23,000 words before you knew if something was worth persevering with. 23,000!
You can imagine how long 23,000 words takes (a long time). You can imagine how frustrating it would be to get there and realise it wasn’t worth continuing (very frustrating).
I chose to follow her advice and persevere; after that 25,000 words, things did start slowly getting less custard-y and more high quality, and eventually I felt I got some important, core ideas into the writing which I wouldn’t have reached had I stopped sooner.
When you grow, without aim but purely with the commitment to growing in mind, you’re going to hit some walls.
My growth experience with writing this book wasn’t to get to a certain total number of words, but to write a certain number of words each day for a specific number of days. I had a commitment to the project in mind, and was working on forming a habit around the project; not aiming for some final outcome but a commitment to the process.
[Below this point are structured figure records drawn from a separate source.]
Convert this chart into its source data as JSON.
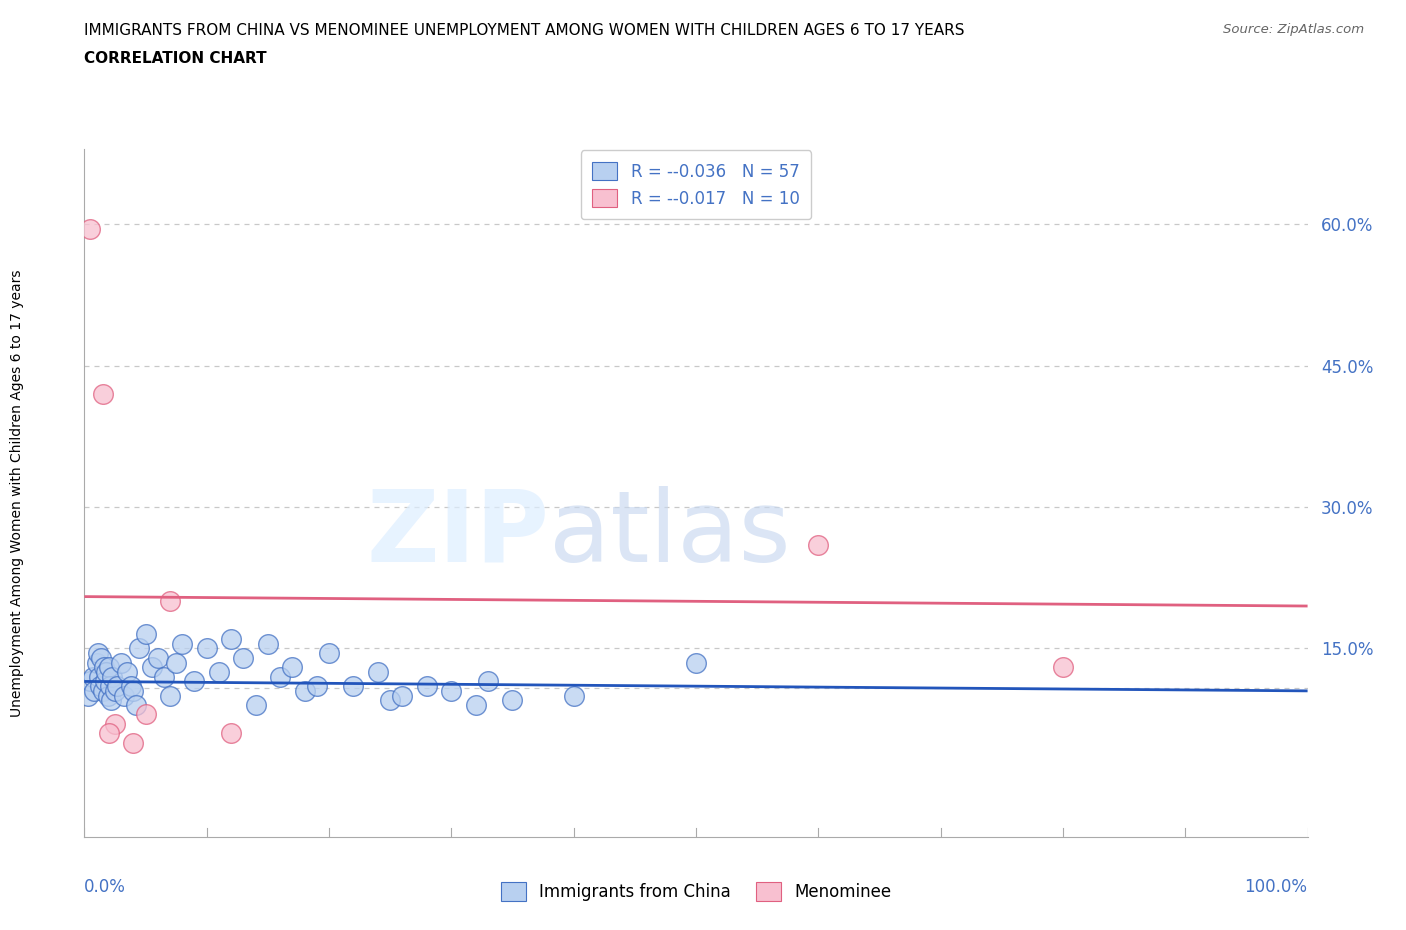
{
  "title": "IMMIGRANTS FROM CHINA VS MENOMINEE UNEMPLOYMENT AMONG WOMEN WITH CHILDREN AGES 6 TO 17 YEARS",
  "subtitle": "CORRELATION CHART",
  "source": "Source: ZipAtlas.com",
  "ylabel": "Unemployment Among Women with Children Ages 6 to 17 years",
  "xlim": [
    0,
    100
  ],
  "ylim": [
    -5,
    68
  ],
  "yticks": [
    15,
    30,
    45,
    60
  ],
  "ytick_labels": [
    "15.0%",
    "30.0%",
    "45.0%",
    "60.0%"
  ],
  "legend_r1": "-0.036",
  "legend_n1": "57",
  "legend_r2": "-0.017",
  "legend_n2": "10",
  "color_blue_fill": "#B8D0F0",
  "color_blue_edge": "#4472C4",
  "color_pink_fill": "#F8C0D0",
  "color_pink_edge": "#E06080",
  "color_blue_line": "#2255BB",
  "color_pink_line": "#E06080",
  "color_axis_blue": "#4472C4",
  "color_grid": "#C8C8C8",
  "blue_scatter_x": [
    0.3,
    0.5,
    0.7,
    0.8,
    1.0,
    1.1,
    1.2,
    1.3,
    1.4,
    1.5,
    1.6,
    1.7,
    1.8,
    1.9,
    2.0,
    2.1,
    2.2,
    2.3,
    2.5,
    2.7,
    3.0,
    3.2,
    3.5,
    3.8,
    4.0,
    4.2,
    4.5,
    5.0,
    5.5,
    6.0,
    6.5,
    7.0,
    7.5,
    8.0,
    9.0,
    10.0,
    11.0,
    12.0,
    13.0,
    14.0,
    15.0,
    16.0,
    17.0,
    18.0,
    19.0,
    20.0,
    22.0,
    24.0,
    25.0,
    26.0,
    28.0,
    30.0,
    32.0,
    33.0,
    35.0,
    40.0,
    50.0
  ],
  "blue_scatter_y": [
    10.0,
    11.5,
    12.0,
    10.5,
    13.5,
    14.5,
    12.0,
    11.0,
    14.0,
    10.5,
    13.0,
    11.5,
    12.5,
    10.0,
    13.0,
    11.0,
    9.5,
    12.0,
    10.5,
    11.0,
    13.5,
    10.0,
    12.5,
    11.0,
    10.5,
    9.0,
    15.0,
    16.5,
    13.0,
    14.0,
    12.0,
    10.0,
    13.5,
    15.5,
    11.5,
    15.0,
    12.5,
    16.0,
    14.0,
    9.0,
    15.5,
    12.0,
    13.0,
    10.5,
    11.0,
    14.5,
    11.0,
    12.5,
    9.5,
    10.0,
    11.0,
    10.5,
    9.0,
    11.5,
    9.5,
    10.0,
    13.5
  ],
  "pink_scatter_x": [
    0.5,
    1.5,
    2.5,
    4.0,
    7.0,
    60.0,
    80.0,
    2.0,
    5.0,
    12.0
  ],
  "pink_scatter_y": [
    59.5,
    42.0,
    7.0,
    5.0,
    20.0,
    26.0,
    13.0,
    6.0,
    8.0,
    6.0
  ],
  "blue_trend_x0": 0,
  "blue_trend_x1": 100,
  "blue_trend_y0": 11.5,
  "blue_trend_y1": 10.5,
  "pink_trend_x0": 0,
  "pink_trend_x1": 100,
  "pink_trend_y0": 20.5,
  "pink_trend_y1": 19.5,
  "dashed_line_y": 10.8
}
Committing to growing, personally and professionally, is like this. You’re a seed thrown into soil and you’re trying to reach the light. As you stretch up, you’re searching for the path which gives you the most light, the most nutrients, the most space. But searching for that path means twisting and turning around everything that’s in your way so you can find it.
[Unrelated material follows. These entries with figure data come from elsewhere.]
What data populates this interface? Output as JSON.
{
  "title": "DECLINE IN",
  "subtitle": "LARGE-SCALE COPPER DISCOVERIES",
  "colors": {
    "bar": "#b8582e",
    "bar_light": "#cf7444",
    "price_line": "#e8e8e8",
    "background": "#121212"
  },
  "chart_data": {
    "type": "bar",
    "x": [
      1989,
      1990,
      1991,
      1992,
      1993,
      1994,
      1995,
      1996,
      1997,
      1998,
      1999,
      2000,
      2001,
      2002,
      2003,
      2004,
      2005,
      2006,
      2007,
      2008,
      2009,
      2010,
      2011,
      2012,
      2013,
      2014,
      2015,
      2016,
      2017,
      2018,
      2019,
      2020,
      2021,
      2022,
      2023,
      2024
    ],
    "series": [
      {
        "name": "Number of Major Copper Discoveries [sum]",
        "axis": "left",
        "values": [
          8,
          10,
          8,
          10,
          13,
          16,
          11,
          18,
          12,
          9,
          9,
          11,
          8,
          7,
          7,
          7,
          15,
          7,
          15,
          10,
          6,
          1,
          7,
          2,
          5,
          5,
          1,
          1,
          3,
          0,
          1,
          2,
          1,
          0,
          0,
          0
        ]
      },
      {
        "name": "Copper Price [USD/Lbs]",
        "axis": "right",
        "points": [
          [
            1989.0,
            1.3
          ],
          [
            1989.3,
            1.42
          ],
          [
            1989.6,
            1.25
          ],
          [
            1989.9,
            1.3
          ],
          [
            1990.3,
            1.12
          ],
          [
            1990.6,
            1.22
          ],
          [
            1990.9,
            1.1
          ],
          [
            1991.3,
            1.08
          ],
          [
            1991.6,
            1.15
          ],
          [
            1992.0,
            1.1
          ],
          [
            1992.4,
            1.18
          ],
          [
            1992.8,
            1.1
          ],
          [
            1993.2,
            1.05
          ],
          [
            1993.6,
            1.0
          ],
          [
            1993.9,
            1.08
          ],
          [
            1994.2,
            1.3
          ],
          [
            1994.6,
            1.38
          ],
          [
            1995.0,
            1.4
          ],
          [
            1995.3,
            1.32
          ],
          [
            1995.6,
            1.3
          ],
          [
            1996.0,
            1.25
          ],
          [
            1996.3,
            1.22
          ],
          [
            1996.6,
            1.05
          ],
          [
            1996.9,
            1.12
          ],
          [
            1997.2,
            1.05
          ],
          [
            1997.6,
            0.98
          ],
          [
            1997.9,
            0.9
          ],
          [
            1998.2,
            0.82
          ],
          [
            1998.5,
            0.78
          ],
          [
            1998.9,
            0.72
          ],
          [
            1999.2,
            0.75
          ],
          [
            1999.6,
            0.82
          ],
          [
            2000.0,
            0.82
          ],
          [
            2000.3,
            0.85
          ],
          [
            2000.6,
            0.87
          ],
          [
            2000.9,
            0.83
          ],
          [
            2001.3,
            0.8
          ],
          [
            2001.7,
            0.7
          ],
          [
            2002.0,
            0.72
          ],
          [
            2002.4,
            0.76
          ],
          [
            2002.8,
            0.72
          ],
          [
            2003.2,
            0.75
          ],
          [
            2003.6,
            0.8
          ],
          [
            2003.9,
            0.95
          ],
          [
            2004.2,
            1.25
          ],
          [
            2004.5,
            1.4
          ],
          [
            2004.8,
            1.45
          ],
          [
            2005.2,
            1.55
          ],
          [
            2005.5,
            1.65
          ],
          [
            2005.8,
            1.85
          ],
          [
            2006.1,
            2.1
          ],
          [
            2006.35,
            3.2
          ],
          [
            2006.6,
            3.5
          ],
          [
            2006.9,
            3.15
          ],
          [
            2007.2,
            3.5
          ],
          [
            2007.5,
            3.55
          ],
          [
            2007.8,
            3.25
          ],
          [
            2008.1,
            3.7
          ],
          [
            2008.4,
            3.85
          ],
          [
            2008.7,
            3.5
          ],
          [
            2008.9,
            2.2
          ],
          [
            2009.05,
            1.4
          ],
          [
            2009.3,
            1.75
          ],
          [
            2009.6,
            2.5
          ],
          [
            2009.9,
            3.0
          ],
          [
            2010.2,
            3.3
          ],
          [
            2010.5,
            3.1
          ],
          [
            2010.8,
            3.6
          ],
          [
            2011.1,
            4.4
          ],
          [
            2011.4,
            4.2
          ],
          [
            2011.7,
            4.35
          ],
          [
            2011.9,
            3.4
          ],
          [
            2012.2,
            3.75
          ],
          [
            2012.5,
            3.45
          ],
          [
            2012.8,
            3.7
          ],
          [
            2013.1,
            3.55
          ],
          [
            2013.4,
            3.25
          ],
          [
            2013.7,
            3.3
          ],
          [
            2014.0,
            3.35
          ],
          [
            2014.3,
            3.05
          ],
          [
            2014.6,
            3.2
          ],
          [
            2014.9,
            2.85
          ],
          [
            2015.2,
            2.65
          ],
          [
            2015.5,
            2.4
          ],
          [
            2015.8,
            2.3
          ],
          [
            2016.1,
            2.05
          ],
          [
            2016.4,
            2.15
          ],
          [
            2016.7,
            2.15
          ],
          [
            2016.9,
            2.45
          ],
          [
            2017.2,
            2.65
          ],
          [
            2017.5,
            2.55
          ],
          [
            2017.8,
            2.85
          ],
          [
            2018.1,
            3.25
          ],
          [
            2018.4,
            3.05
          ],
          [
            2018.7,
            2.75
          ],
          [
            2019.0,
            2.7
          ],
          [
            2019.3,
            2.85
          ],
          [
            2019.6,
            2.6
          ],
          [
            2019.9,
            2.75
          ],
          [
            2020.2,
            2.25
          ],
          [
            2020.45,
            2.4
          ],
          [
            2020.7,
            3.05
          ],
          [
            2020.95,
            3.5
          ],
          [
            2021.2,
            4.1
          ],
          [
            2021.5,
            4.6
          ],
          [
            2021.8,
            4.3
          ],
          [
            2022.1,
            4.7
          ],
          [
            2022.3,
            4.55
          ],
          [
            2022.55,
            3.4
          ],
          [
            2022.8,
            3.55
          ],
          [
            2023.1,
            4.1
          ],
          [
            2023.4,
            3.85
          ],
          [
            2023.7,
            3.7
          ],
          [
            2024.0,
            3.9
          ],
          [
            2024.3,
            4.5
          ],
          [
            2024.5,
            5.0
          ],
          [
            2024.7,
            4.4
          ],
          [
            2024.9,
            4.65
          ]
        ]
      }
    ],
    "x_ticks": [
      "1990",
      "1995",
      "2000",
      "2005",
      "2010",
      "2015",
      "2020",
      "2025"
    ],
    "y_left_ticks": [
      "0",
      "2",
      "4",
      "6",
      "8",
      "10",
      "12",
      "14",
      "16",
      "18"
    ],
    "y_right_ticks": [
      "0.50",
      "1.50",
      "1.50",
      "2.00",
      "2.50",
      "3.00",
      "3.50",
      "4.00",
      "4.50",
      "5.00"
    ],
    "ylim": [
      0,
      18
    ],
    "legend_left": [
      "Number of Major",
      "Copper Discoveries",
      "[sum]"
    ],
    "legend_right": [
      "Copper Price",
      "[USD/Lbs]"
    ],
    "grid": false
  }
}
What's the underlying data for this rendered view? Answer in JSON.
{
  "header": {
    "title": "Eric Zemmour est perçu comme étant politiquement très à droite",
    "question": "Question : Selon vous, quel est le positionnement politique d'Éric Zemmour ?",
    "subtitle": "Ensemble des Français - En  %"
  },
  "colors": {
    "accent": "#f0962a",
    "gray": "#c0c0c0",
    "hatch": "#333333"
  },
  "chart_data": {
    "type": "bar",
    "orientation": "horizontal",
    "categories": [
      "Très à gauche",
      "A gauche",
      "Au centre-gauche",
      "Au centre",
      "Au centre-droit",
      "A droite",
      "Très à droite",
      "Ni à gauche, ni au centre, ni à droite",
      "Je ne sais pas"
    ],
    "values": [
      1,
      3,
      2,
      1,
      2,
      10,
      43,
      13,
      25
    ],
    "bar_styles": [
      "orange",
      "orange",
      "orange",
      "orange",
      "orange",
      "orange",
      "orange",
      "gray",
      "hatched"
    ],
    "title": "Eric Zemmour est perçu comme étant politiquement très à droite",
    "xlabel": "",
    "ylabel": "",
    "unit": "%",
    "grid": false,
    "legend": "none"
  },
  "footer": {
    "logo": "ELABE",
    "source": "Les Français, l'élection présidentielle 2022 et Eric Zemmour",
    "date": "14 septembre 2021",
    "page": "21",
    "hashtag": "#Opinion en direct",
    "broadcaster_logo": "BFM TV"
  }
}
Trees grow like this in the forest; curving round each other and following the light, the rain, the wind to more effectively grow. When they reach another tree, a hillside, a cliff face, they grow ‘round’ it. They don’t stop growing when they meet resistance; they move past the resistance. They are committed to the process – the process of surviving and growing.
With your creativity and personal development, there will be walls thrown up consistently and constantly which may deter that artist inside you from reaching out and continuing to commit to the process. These walls can appear inside your own mind, in other people’s language, in your life’s priorities – anywhere. At any time. Without warning!
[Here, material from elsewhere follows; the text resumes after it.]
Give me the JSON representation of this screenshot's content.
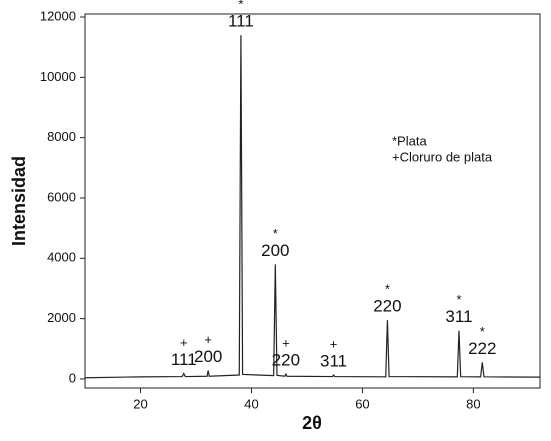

You cannot predict all of the walls which will emerge when you start out on your journey of growing, just like a tree can’t predict or ‘see’ what barriers will be in its way in the depths of the forest. You can only manage them when you get so very close to them that you begin to sense that custard-like slowing of your own movement.
This is part of growth and something I’d like you to consider in the coming days of your own growth journey. Not to run through every prediction of “This specific part is going to be difficult” because doing that is really, I sense, only going to deter you from growing at all. Instead, I would like you to consider whether you can recognise that sensation of slowing and sticking – the sensation of reaching a barrier and realising you’re going to have to round it.
I’d like you to really drill down into that custard-like feeling. What does it feel like in your body? What becomes difficult? Where does your mind skip to in those moments? What mythologies do you begin to repeat – about yourself, about creativity, about change and growth?
Recognising that feeling is part of the process; it’s part of committing to growing, no matter what. And once you’ve recognised that feeling, you can start to say to yourself, “Ah, I remember this. I remember this sticky, frustrated feeling. How can I get round it?”.
And being aware of this feeling moves you one step closer to something so important in your creativity, development, personal growth and humanity: a deep belief in yourself and your own agency.